With 370 prebuilt templates, the low-code/no-code Power Automate enables citizen developers to automate all kinds of personal workflows. Just set up a trigger event to initiate a sequence of actions:
“If I get an email from X, do Y and Z.”
“If Power BI sends this alert, message these people in Teams.”
Watching this video is probably the quickest way to grasp the concept.
Still Stumped? We’ve Got Fresh Eyes & Mad Skills
There are two common roadblocks to mastering the automation mindset. We can help you hurdle both.
1. What’s wrong with this process?
Like I said, you’ve been working it so long, you don’t see it anymore, even with your new process-oriented eyes. This is where business analysts like me come in. Run the process for our fresh eyes. We’ll help you determine where you might be able to cut a few steps via task restructuring. If we see greater efficiencies to be had, we may recommend a complete overhaul known as business process reengineering. It’s an opportunity to reimagine dated processes in the context of modern tech solutions. Bring us in to focus on one problematic process or to conduct a more comprehensive process inventory.
2. I have an automation vision, but the technology isn’t cooperating.
Global pandemic has rocketed automation to stardom, but this is still very much a developing field. We’ve been studying it since the beginning (which wasn’t really that long ago). We know the current limitations of various products and tools. Fortunately, our MINDs have been coding creative solutions for even longer than we’ve been automating. If your automation tech isn’t working for you, we can diagnose the problem and find or build a fix.
My favorite recent example here is a client who was struggling with their optical character recognition (OCR) software. This is a common problem in more advanced automation projects that incorporate less structured or analog data. We determined it was red text that was throwing off the OCR. The vendors involved couldn’t come up with any quick fixes, so we simply wrote code to convert all red text to black. I love being part of a team that is equally comfortable developing high-level business strategy and technical troubleshooting.
Automate to Work Smarter
Automation isn’t a must-have tech platform. It isn’t Pega, Power Automate or UiPath, although those are all excellent tools to collaborate with digital workers. Automation is empowering human workers to take control of and optimize their processes. It is re-envisioning work so people can reach their full potential. Workforce Ascension & Enhancement begins with adopting an automation mindset. It’s the WAE forward.
Justin Dubreuil has been solving business problems since he was 13. His mom managed a medical office where he helped the good doctor build his IT network and install workstations in each exam room. “I’ve always had an innate sense for what a business needs, and if it isn’t obvious, I’m driven to figure it out.” That’s probably why his older brother was successful in persuading Justin to switch his major from environmental science (park ranger career track) to business management.

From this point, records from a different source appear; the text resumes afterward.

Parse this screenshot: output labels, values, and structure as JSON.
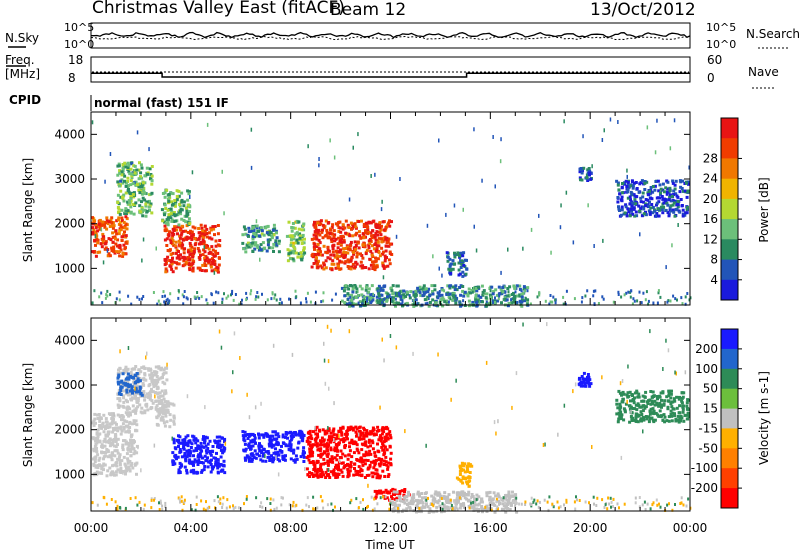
{
  "header": {
    "title": "Christmas Valley East (fitACF)",
    "beam": "Beam 12",
    "date": "13/Oct/2012"
  },
  "strip": {
    "nsky_label": "N.Sky",
    "nsky_ticks": [
      "10^5",
      "10^0"
    ],
    "nsearch_label": "N.Search",
    "nsearch_ticks": [
      "10^5",
      "10^0"
    ],
    "freq_label_1": "Freq.",
    "freq_label_2": "[MHz]",
    "freq_ticks": [
      "18",
      "8"
    ],
    "nave_label": "Nave",
    "nave_ticks": [
      "60",
      "0"
    ],
    "cpid_label": "CPID",
    "cpid_value": "normal (fast) 151 IF"
  },
  "colors": {
    "power_scale": [
      "#1a1adc",
      "#2255b8",
      "#2a8a60",
      "#6cc07a",
      "#b4d832",
      "#f0b400",
      "#f07800",
      "#f03c00",
      "#e81414"
    ],
    "velocity_scale": [
      "#1a1aff",
      "#2266cc",
      "#2d8b57",
      "#6cbf3c",
      "#c0c0c0",
      "#ffb000",
      "#ff8000",
      "#ff4000",
      "#ff0000"
    ],
    "ground_scatter": "#c8c8c8"
  },
  "chart_data": [
    {
      "type": "heatmap",
      "panel": "power",
      "xlabel": "",
      "ylabel": "Slant Range [km]",
      "x_range": [
        "00:00",
        "00:00"
      ],
      "ylim": [
        180,
        4500
      ],
      "yticks": [
        "1000",
        "2000",
        "3000",
        "4000"
      ],
      "colorbar_label": "Power [dB]",
      "colorbar_ticks": [
        "4",
        "8",
        "12",
        "16",
        "20",
        "24",
        "28"
      ],
      "colorbar_range": [
        0,
        32
      ],
      "blobs": [
        {
          "t0": 0.0,
          "t1": 1.4,
          "r0": 1300,
          "r1": 2200,
          "v": 26
        },
        {
          "t0": 1.0,
          "t1": 2.4,
          "r0": 2200,
          "r1": 3400,
          "v": 12
        },
        {
          "t0": 2.9,
          "t1": 5.1,
          "r0": 950,
          "r1": 2000,
          "v": 28
        },
        {
          "t0": 2.8,
          "t1": 3.9,
          "r0": 2000,
          "r1": 2800,
          "v": 12
        },
        {
          "t0": 6.0,
          "t1": 7.5,
          "r0": 1400,
          "r1": 2000,
          "v": 10
        },
        {
          "t0": 7.8,
          "t1": 8.5,
          "r0": 1200,
          "r1": 2100,
          "v": 14
        },
        {
          "t0": 8.8,
          "t1": 12.0,
          "r0": 1000,
          "r1": 2100,
          "v": 28
        },
        {
          "t0": 14.2,
          "t1": 15.0,
          "r0": 850,
          "r1": 1400,
          "v": 6
        },
        {
          "t0": 10.0,
          "t1": 17.5,
          "r0": 180,
          "r1": 650,
          "v": 9
        },
        {
          "t0": 19.5,
          "t1": 20.0,
          "r0": 3000,
          "r1": 3300,
          "v": 5
        },
        {
          "t0": 21.0,
          "t1": 23.9,
          "r0": 2200,
          "r1": 3000,
          "v": 4
        }
      ]
    },
    {
      "type": "heatmap",
      "panel": "velocity",
      "xlabel": "Time UT",
      "ylabel": "Slant Range [km]",
      "x_range": [
        "00:00",
        "00:00"
      ],
      "ylim": [
        180,
        4500
      ],
      "xticks": [
        "00:00",
        "04:00",
        "08:00",
        "12:00",
        "16:00",
        "20:00",
        "00:00"
      ],
      "yticks": [
        "1000",
        "2000",
        "3000",
        "4000"
      ],
      "colorbar_label": "Velocity [m s-1]",
      "colorbar_ticks": [
        "200",
        "100",
        "50",
        "15",
        "-15",
        "-50",
        "-100",
        "-200"
      ],
      "colorbar_range": [
        -250,
        250
      ],
      "blobs": [
        {
          "t0": 0.0,
          "t1": 1.8,
          "r0": 1000,
          "r1": 2400,
          "v": "gs"
        },
        {
          "t0": 1.0,
          "t1": 3.0,
          "r0": 2400,
          "r1": 3450,
          "v": "gs"
        },
        {
          "t0": 1.0,
          "t1": 2.0,
          "r0": 2800,
          "r1": 3300,
          "v": 150
        },
        {
          "t0": 2.5,
          "t1": 3.3,
          "r0": 2100,
          "r1": 2700,
          "v": "gs"
        },
        {
          "t0": 3.2,
          "t1": 5.3,
          "r0": 1050,
          "r1": 1900,
          "v": 220
        },
        {
          "t0": 6.0,
          "t1": 8.5,
          "r0": 1300,
          "r1": 2000,
          "v": 200
        },
        {
          "t0": 8.6,
          "t1": 12.0,
          "r0": 950,
          "r1": 2100,
          "v": -220
        },
        {
          "t0": 11.3,
          "t1": 12.7,
          "r0": 450,
          "r1": 700,
          "v": -220
        },
        {
          "t0": 14.6,
          "t1": 15.2,
          "r0": 750,
          "r1": 1300,
          "v": -80
        },
        {
          "t0": 12.0,
          "t1": 17.0,
          "r0": 180,
          "r1": 650,
          "v": 20
        },
        {
          "t0": 19.5,
          "t1": 20.0,
          "r0": 3000,
          "r1": 3300,
          "v": 200
        },
        {
          "t0": 21.0,
          "t1": 23.9,
          "r0": 2200,
          "r1": 2900,
          "v": 120
        }
      ]
    },
    {
      "type": "line",
      "panel": "frequency",
      "x": [
        0,
        2.85,
        2.85,
        15.05,
        15.05,
        24
      ],
      "y": [
        11.5,
        11.5,
        10.0,
        10.0,
        11.5,
        11.5
      ]
    }
  ]
}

As a business analyst, Justin has painstakingly documented and optimized countless processes across several industries. His affinity for working with healthcare providers continues. In the national push for electronic health record adoption, he helped a thousand different Maryland providers achieve “meaningful use.”
When he’s not reengineering business processes, Justin unwinds by rising to any and every cooking challenge presented. He’s known statewide for his ribs, smoked pork and pit beef. On the weekends, he gets to fulfill his park ranger dream, enjoying the great outdoors with his wife of 12 years, their 9-year-old son, 4-year-old daughter, and three dogs.